Anyway, that’s some seductive descriptive text in that ad. “Grip lightly (pressure is on the loop) then crack or coil, ladies.” Okay, silliness aside, whoever wrote this ad sure made it sound like owning a whip would be the greatest thing ever, with just a few choice evocative words, even if ultimately the only thing you did with it was scare the dog or annoy your friends.
ah, THAT’S why you’re so well-behaved, despite the warping influence of those funny books you read.
When I was a kid (in the 1980’s) I knew a guy who was OBSESSED with Indiana Jones. He had a fedora and a whip, and could make the whip crack so loud your ears would ring.
For the last Indiana Jones movie, Hasbro released a whip for kids. It was made of cloth and had a sound board in the handle that made the cracking sound. Looked pretty harmless.
De – Never has having a belief confirmed been so depressing.

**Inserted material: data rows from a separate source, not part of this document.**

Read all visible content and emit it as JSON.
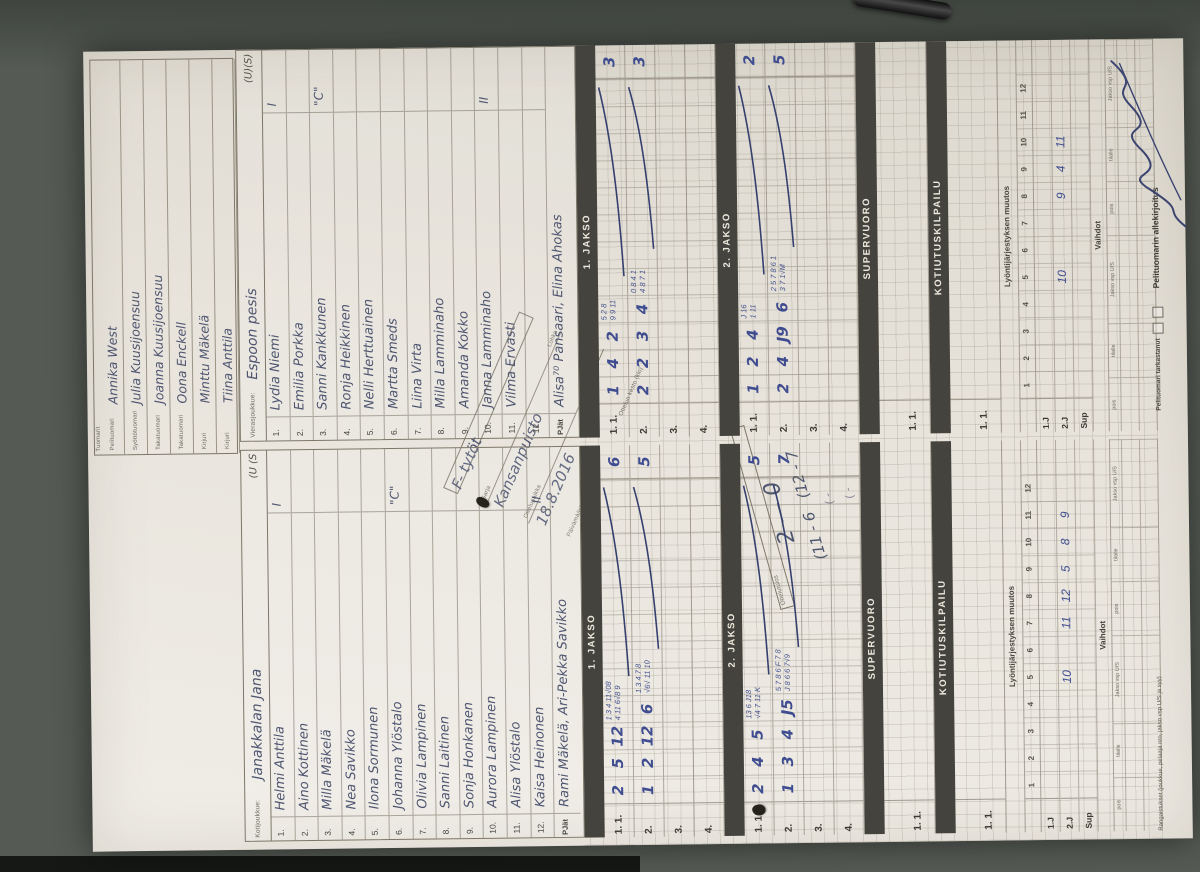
{
  "header": {
    "info": {
      "line1": {
        "value": "F- tytöt",
        "labels": [
          "Sarja",
          "Lohko"
        ]
      },
      "line2": {
        "value": "Kansanpuisto",
        "labels": [
          "Ottelupaikka"
        ]
      },
      "line3": {
        "value": "18.8.2016",
        "labels": [
          "Päivämäärä",
          "Ottelun kesto (klo)"
        ]
      }
    },
    "result": {
      "label": "Ottelutulos",
      "main": "2 — 0",
      "periods": "(11 - 6   (12 - 7",
      "blank1": "( -",
      "blank2": "( -"
    },
    "referees": {
      "label": "Tuomarit",
      "rows": [
        {
          "prefix": "Pelituomari",
          "name": "Annika West"
        },
        {
          "prefix": "Syöttötuomari",
          "name": "Julia Kuusijoensuu"
        },
        {
          "prefix": "Takatuomari",
          "name": "Joanna Kuusijoensuu"
        },
        {
          "prefix": "Takatuomari",
          "name": "Oona Enckell"
        },
        {
          "prefix": "Kirjuri",
          "name": "Minttu Mäkelä"
        },
        {
          "prefix": "Kirjuri",
          "name": "Tiina Anttila"
        }
      ]
    }
  },
  "teams": {
    "home": {
      "label": "Kotijoukkue:",
      "name": "Janakkalan Jana",
      "us_header": "(U (S",
      "pjat_label": "PJät",
      "pjat": "Rami Mäkelä, Ari-Pekka Savikko",
      "players": [
        [
          "1.",
          "Helmi Anttila",
          "I"
        ],
        [
          "2.",
          "Aino Kottinen",
          ""
        ],
        [
          "3.",
          "Milla Mäkelä",
          ""
        ],
        [
          "4.",
          "Nea Savikko",
          ""
        ],
        [
          "5.",
          "Ilona Sormunen",
          ""
        ],
        [
          "6.",
          "Johanna Ylöstalo",
          "\"C\""
        ],
        [
          "7.",
          "Olivia Lampinen",
          ""
        ],
        [
          "8.",
          "Sanni Laitinen",
          ""
        ],
        [
          "9.",
          "Sonja Honkanen",
          ""
        ],
        [
          "10.",
          "Aurora Lampinen",
          ""
        ],
        [
          "11.",
          "Alisa Ylöstalo",
          ""
        ],
        [
          "12.",
          "Kaisa Heinonen",
          "II"
        ]
      ]
    },
    "away": {
      "label": "Vierasjoukkue:",
      "name": "Espoon pesis",
      "us_header": "(U)(S)",
      "pjat_label": "PJät",
      "pjat": "Alisa⁷⁰ Pansaari, Elina Ahokas",
      "players": [
        [
          "1.",
          "Lydia Niemi",
          "I"
        ],
        [
          "2.",
          "Emilia Porkka",
          ""
        ],
        [
          "3.",
          "Sanni Kankkunen",
          "\"C\""
        ],
        [
          "4.",
          "Ronja Heikkinen",
          ""
        ],
        [
          "5.",
          "Nelli Herttuainen",
          ""
        ],
        [
          "6.",
          "Martta Smeds",
          ""
        ],
        [
          "7.",
          "Liina Virta",
          ""
        ],
        [
          "8.",
          "Milla Lamminaho",
          ""
        ],
        [
          "9.",
          "Amanda Kokko",
          ""
        ],
        [
          "10.",
          "Janna Lamminaho",
          "II"
        ],
        [
          "11.",
          "Vilma Ervasti",
          ""
        ],
        [
          "12.",
          "",
          ""
        ]
      ]
    }
  },
  "jaksot": [
    {
      "title": "1. JAKSO",
      "home": [
        {
          "label": "1. 1.",
          "big": [
            "2",
            "5",
            "12"
          ],
          "top": "1 3 4 11√08",
          "bot": "4 11 6√8 9",
          "total": "6",
          "sweep": true
        },
        {
          "label": "2.",
          "big": [
            "1",
            "2",
            "12",
            "6"
          ],
          "top": "1 3 4 7 8",
          "bot": "√6√ 11 10",
          "total": "5",
          "sweep": true
        },
        {
          "label": "3."
        },
        {
          "label": "4."
        }
      ],
      "away": [
        {
          "label": "1. 1.",
          "big": [
            "1",
            "4",
            "2"
          ],
          "top": "5 2 8",
          "bot": "9 9 11",
          "total": "3",
          "sweep": true
        },
        {
          "label": "2.",
          "big": [
            "2",
            "2",
            "3",
            "4"
          ],
          "top": "0 8 4 1",
          "bot": "4 8 7 1",
          "total": "3",
          "sweep": true
        },
        {
          "label": "3."
        },
        {
          "label": "4."
        }
      ]
    },
    {
      "title": "2. JAKSO",
      "home": [
        {
          "label": "1. 1.",
          "big": [
            "2",
            "4",
            "5"
          ],
          "top": "13 6 J18",
          "bot": "√4 7 11 K",
          "total": "5",
          "sweep": true
        },
        {
          "label": "2.",
          "big": [
            "1",
            "3",
            "4",
            "J5"
          ],
          "top": "5 7 8 6 F 7 8",
          "bot": "J 8 6 6 7√9",
          "total": "7",
          "sweep": true
        },
        {
          "label": "3."
        },
        {
          "label": "4."
        }
      ],
      "away": [
        {
          "label": "1. 1.",
          "big": [
            "1",
            "2",
            "4"
          ],
          "top": "J 16",
          "bot": "1 11",
          "total": "2",
          "sweep": true
        },
        {
          "label": "2.",
          "big": [
            "2",
            "4",
            "J9",
            "6"
          ],
          "top": "2 5 7 8 6 1",
          "bot": "3 7 1√M",
          "total": "5",
          "sweep": true
        },
        {
          "label": "3."
        },
        {
          "label": "4."
        }
      ]
    }
  ],
  "supervuoro": {
    "title": "SUPERVUORO",
    "row_label": "1. 1."
  },
  "kotiutuskilpailu": {
    "title": "KOTIUTUSKILPAILU",
    "row_label": "1. 1."
  },
  "batting_change": {
    "title": "Lyöntijärjestyksen muutos",
    "cols": [
      "1",
      "2",
      "3",
      "4",
      "5",
      "6",
      "7",
      "8",
      "9",
      "10",
      "11",
      "12"
    ],
    "rows": [
      "1.J",
      "2.J",
      "Sup"
    ],
    "home_marks": [
      {
        "row": 1,
        "col": 4,
        "val": "10"
      },
      {
        "row": 1,
        "col": 6,
        "val": "11"
      },
      {
        "row": 1,
        "col": 7,
        "val": "12"
      },
      {
        "row": 1,
        "col": 8,
        "val": "5"
      },
      {
        "row": 1,
        "col": 9,
        "val": "8"
      },
      {
        "row": 1,
        "col": 10,
        "val": "9"
      }
    ],
    "away_marks": [
      {
        "row": 1,
        "col": 4,
        "val": "10"
      },
      {
        "row": 1,
        "col": 7,
        "val": "9"
      },
      {
        "row": 1,
        "col": 8,
        "val": "4"
      },
      {
        "row": 1,
        "col": 9,
        "val": "11"
      }
    ]
  },
  "vaihdot": {
    "title": "Vaihdot",
    "sub_labels": [
      "pois",
      "tilalle",
      "Jakso vsp U/S",
      "pois",
      "tilalle",
      "Jakso vsp U/S"
    ]
  },
  "footer": {
    "rangaistukset": "Rangaistukset (joukkue, pelaaja nro, jakso vsp U/S ja syy)",
    "tarkastanut": "Pelituomari tarkastanut",
    "allekirjoitus": "Pelituomarin allekirjoitus"
  }
}
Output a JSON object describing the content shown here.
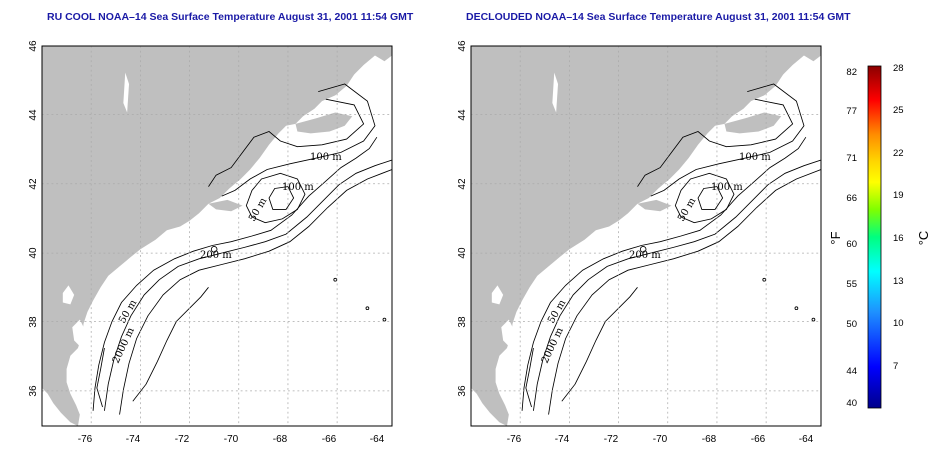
{
  "maps": [
    {
      "title": "RU COOL NOAA–14 Sea Surface Temperature August 31, 2001 11:54 GMT",
      "x_ticks": [
        "-76",
        "-74",
        "-72",
        "-70",
        "-68",
        "-66",
        "-64"
      ],
      "y_ticks": [
        "46",
        "44",
        "42",
        "40",
        "38",
        "36"
      ],
      "contour_labels": [
        "100 m",
        "100 m",
        "50 m",
        "200 m",
        "50 m",
        "2000 m"
      ]
    },
    {
      "title": "DECLOUDED NOAA–14 Sea Surface Temperature August 31, 2001 11:54 GMT",
      "x_ticks": [
        "-76",
        "-74",
        "-72",
        "-70",
        "-68",
        "-66",
        "-64"
      ],
      "y_ticks": [
        "46",
        "44",
        "42",
        "40",
        "38",
        "36"
      ],
      "contour_labels": [
        "100 m",
        "100 m",
        "50 m",
        "200 m",
        "50 m",
        "2000 m"
      ]
    }
  ],
  "colorbar": {
    "fahrenheit_ticks": [
      "82",
      "77",
      "71",
      "66",
      "60",
      "55",
      "50",
      "44",
      "40"
    ],
    "celsius_ticks": [
      "28",
      "25",
      "22",
      "19",
      "16",
      "13",
      "10",
      "7"
    ],
    "fahrenheit_unit": "°F",
    "celsius_unit": "°C",
    "colors": [
      "#8b0000",
      "#ff0000",
      "#ff8c00",
      "#ffd700",
      "#ffff00",
      "#7fff00",
      "#00ff7f",
      "#00ffff",
      "#1e90ff",
      "#0000ff",
      "#00008b"
    ]
  }
}
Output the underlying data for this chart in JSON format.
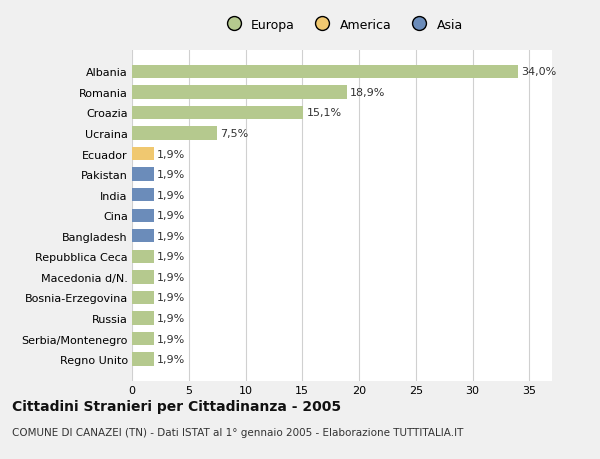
{
  "categories": [
    "Albania",
    "Romania",
    "Croazia",
    "Ucraina",
    "Ecuador",
    "Pakistan",
    "India",
    "Cina",
    "Bangladesh",
    "Repubblica Ceca",
    "Macedonia d/N.",
    "Bosnia-Erzegovina",
    "Russia",
    "Serbia/Montenegro",
    "Regno Unito"
  ],
  "values": [
    34.0,
    18.9,
    15.1,
    7.5,
    1.9,
    1.9,
    1.9,
    1.9,
    1.9,
    1.9,
    1.9,
    1.9,
    1.9,
    1.9,
    1.9
  ],
  "labels": [
    "34,0%",
    "18,9%",
    "15,1%",
    "7,5%",
    "1,9%",
    "1,9%",
    "1,9%",
    "1,9%",
    "1,9%",
    "1,9%",
    "1,9%",
    "1,9%",
    "1,9%",
    "1,9%",
    "1,9%"
  ],
  "colors": [
    "#b5c98e",
    "#b5c98e",
    "#b5c98e",
    "#b5c98e",
    "#f0c870",
    "#6b8cba",
    "#6b8cba",
    "#6b8cba",
    "#6b8cba",
    "#b5c98e",
    "#b5c98e",
    "#b5c98e",
    "#b5c98e",
    "#b5c98e",
    "#b5c98e"
  ],
  "legend_labels": [
    "Europa",
    "America",
    "Asia"
  ],
  "legend_colors": [
    "#b5c98e",
    "#f0c870",
    "#6b8cba"
  ],
  "title": "Cittadini Stranieri per Cittadinanza - 2005",
  "subtitle": "COMUNE DI CANAZEI (TN) - Dati ISTAT al 1° gennaio 2005 - Elaborazione TUTTITALIA.IT",
  "xlim": [
    0,
    37
  ],
  "xticks": [
    0,
    5,
    10,
    15,
    20,
    25,
    30,
    35
  ],
  "background_color": "#f0f0f0",
  "plot_background_color": "#ffffff",
  "grid_color": "#d0d0d0",
  "bar_height": 0.65,
  "title_fontsize": 10,
  "subtitle_fontsize": 7.5,
  "tick_fontsize": 8,
  "label_fontsize": 8,
  "legend_fontsize": 9
}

My older brothers brought one back from TJ when I was 5. I still have it and my son plays with it. I have insurance.
Long as you’re not actually whipping bulls.
Every year at summer camp in Boone, NC, the entire camp would go to HORN OF THE WEST, a play about Daniel Boone. After the show, at least a dozen kids would buy whips in the gift shop. Over the next two or three days, all the branches and small twigs would be stripped off of all the trees around the cabins, and then the counselors would collect all the whips. Year after year after year.